1246-(92) Decreto-Lei n.º 30-A/2015 Diário da República, 1.ª série – N.º 41 – 27 de fevereiro de 2015
MINSTÉRIO DA JUSTIÇA
de 27 de fevereiro
Designam -se de judeus sefarditas, os judeus descendentes
das antigas e tradicionais comunidades judaicas
da Península Ibérica.
A presença dessas comunidades na Península Ibérica é
muito antiga, sendo mesmo anterior à formação dos reinos
ibéricos cristãos, como sucedeu com Portugal a partir do
século XII.
Tendo essas comunidades judaicas, a partir de finais do
século XV e após o Édito de Alhambra de 1492, sido objeto
de perseguição por parte da Inquisição espanhola, muitos
dos seus membros refugiaram -se então em Portugal.

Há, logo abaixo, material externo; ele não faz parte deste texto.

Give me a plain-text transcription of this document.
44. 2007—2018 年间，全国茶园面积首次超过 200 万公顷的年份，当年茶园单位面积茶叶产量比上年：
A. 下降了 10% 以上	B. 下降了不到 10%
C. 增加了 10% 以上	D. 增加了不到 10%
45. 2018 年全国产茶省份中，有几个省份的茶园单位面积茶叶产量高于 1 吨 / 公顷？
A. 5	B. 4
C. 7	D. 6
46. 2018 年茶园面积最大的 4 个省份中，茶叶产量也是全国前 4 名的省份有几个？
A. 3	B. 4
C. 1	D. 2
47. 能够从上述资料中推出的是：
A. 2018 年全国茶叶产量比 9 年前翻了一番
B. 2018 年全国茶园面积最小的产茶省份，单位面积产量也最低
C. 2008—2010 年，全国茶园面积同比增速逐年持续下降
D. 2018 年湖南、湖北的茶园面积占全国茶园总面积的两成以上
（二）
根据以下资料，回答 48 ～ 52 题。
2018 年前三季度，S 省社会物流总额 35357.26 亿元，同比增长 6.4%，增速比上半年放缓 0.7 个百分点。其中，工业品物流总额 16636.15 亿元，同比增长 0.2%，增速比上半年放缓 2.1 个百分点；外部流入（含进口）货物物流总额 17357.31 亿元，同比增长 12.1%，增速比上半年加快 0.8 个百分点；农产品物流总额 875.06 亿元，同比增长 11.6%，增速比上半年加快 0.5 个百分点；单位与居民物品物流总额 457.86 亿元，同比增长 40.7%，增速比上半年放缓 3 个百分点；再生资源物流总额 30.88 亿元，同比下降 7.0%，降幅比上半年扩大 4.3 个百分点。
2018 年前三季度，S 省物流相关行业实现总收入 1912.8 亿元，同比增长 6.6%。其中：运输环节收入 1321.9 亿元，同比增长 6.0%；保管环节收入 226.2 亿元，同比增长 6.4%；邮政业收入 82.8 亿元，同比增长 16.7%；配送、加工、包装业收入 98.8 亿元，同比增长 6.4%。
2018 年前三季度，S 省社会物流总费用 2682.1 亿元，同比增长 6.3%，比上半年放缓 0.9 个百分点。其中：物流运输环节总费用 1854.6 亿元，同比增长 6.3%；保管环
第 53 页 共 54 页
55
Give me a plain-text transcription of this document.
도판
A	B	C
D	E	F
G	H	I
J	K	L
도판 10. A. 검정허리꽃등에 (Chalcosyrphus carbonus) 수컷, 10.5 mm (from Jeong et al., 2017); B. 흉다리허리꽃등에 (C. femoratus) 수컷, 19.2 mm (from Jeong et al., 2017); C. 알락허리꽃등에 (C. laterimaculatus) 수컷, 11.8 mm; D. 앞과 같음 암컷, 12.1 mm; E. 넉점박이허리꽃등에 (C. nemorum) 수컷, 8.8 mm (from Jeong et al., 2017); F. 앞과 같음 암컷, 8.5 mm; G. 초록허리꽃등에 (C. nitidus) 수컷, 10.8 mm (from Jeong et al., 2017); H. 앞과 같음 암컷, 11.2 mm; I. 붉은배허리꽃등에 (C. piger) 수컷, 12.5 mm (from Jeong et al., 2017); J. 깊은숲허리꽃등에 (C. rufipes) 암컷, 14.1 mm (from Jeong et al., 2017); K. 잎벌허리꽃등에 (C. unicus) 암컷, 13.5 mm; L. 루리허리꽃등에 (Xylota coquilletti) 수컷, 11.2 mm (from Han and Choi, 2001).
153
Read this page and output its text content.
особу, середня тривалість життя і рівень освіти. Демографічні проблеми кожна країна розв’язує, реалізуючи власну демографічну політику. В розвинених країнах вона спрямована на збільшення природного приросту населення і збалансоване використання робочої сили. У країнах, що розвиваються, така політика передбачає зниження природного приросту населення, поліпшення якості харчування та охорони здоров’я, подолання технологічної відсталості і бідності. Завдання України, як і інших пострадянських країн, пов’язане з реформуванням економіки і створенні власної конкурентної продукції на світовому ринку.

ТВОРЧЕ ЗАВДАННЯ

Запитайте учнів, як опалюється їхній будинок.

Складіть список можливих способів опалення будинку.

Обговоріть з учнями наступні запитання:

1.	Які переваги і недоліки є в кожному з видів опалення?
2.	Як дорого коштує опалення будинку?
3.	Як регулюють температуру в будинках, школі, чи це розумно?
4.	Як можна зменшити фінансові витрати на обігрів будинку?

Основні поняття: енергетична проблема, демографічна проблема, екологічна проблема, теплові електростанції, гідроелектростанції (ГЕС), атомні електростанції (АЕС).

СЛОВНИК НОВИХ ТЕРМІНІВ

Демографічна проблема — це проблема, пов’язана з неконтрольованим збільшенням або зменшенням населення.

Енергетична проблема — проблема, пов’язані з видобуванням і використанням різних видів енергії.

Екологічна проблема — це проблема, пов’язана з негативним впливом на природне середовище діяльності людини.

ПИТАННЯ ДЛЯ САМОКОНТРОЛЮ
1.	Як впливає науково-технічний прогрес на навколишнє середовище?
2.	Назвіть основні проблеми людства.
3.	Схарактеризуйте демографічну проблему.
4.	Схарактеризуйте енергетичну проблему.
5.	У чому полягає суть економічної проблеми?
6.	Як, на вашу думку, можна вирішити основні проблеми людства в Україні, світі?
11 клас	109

Porém, o rei D. Manuel, que inicialmente havia promulgado
uma lei que lhes garantia proteção, determinou,
a partir de 1496, a expulsão de todos os judeus sefarditas
(também conhecidos por marranos) que não se sujeitassem
ao batismo católico. Assim, numerosos judeus sefarditas
foram expulsos de Portugal nos finais do século XV e
inícios do século XVI.
De modo geral, estes judeus peninsulares estabeleceram-
-se, entre outros, em países como a Holanda, o Reino Unido
e a Turquia, bem como em regiões do Norte de África e,
mais tarde, em territórios americanos, nomeadamente no
Brasil, Argentina, México e Estados Unidos da América
(EUA).
Apesar das perseguições e do afastamento do seu território
ancestral, muitos judeus sefarditas de origem portuguesa
e seus descendentes mantiveram não só a língua
portuguesa, mas também os ritos tradicionais do antigo
culto judaico em Portugal, conservando, ao longo de gerações,
os seus apelidos de família, objetos e documentos
comprovativos da sua origem portuguesa, a par de uma
forte relação memorial que os leva a denominarem -se a si
mesmos como «judeus portugueses» ou «judeus da Nação
portuguesa».
Com a «conversão em pé», denominação pela qual ficou
conhecida a conversão forçada dos judeus, decretada por
D. Manuel, deixaram, então, de existir oficialmente judeus
em Portugal, e apenas cristãos -velhos e cristãos -novos,
sendo que esta nova denominação de cristãos -novos
escondia a origem judaica.
Durante o período da Inquisição muitos desses cristãos-
-novos e judeus portugueses conseguiram escapar e sair do
Reino, estabelecendo -se em algumas regiões do Mediterrâneo
(Gibraltar, Marrocos, Sul de França, Itália, Croácia,
Grécia, Turquia, Síria, Líbano, Israel, Jordânia, Egito,
Líbia, Tunísia e Argélia), norte da Europa (Londres, Nantes,
Paris, Antuérpia, Bruxelas, Roterdão e Amesterdão),
Brasil, Antilhas e EUA, entre outras, aí criando comunidades
de grande renome e fundado sinagogas notáveis, tais
como a Sinagoga Portuguesa de Amesterdão, a Sinagoga
Shearith Israel de Nova York, a Sinagoga Bevis Marks
de Londres, a Sinagoga de Touro em Newport (Rhode
Island — EUA), a Sinagoga Portuguesa de Montreal e a
Sinagoga Tzur Israel em Recife.
No início do século XIX regressaram a Portugal alguns
descendentes de judeus sefarditas que se tinham refugiado
em Marrocos e Gibraltar, tendo, em 1801, sido criado o
primeiro cemitério judeu moderno, junto ao cemitério
inglês em Lisboa, e, em 1868, por alvará de D. Luís, sido
concedido aos «judeus de Lisboa a permissão de instalar
um cemitério para a inumação dos seus correligionários»,
o atual cemitério da Rua D. Afonso III, em Lisboa.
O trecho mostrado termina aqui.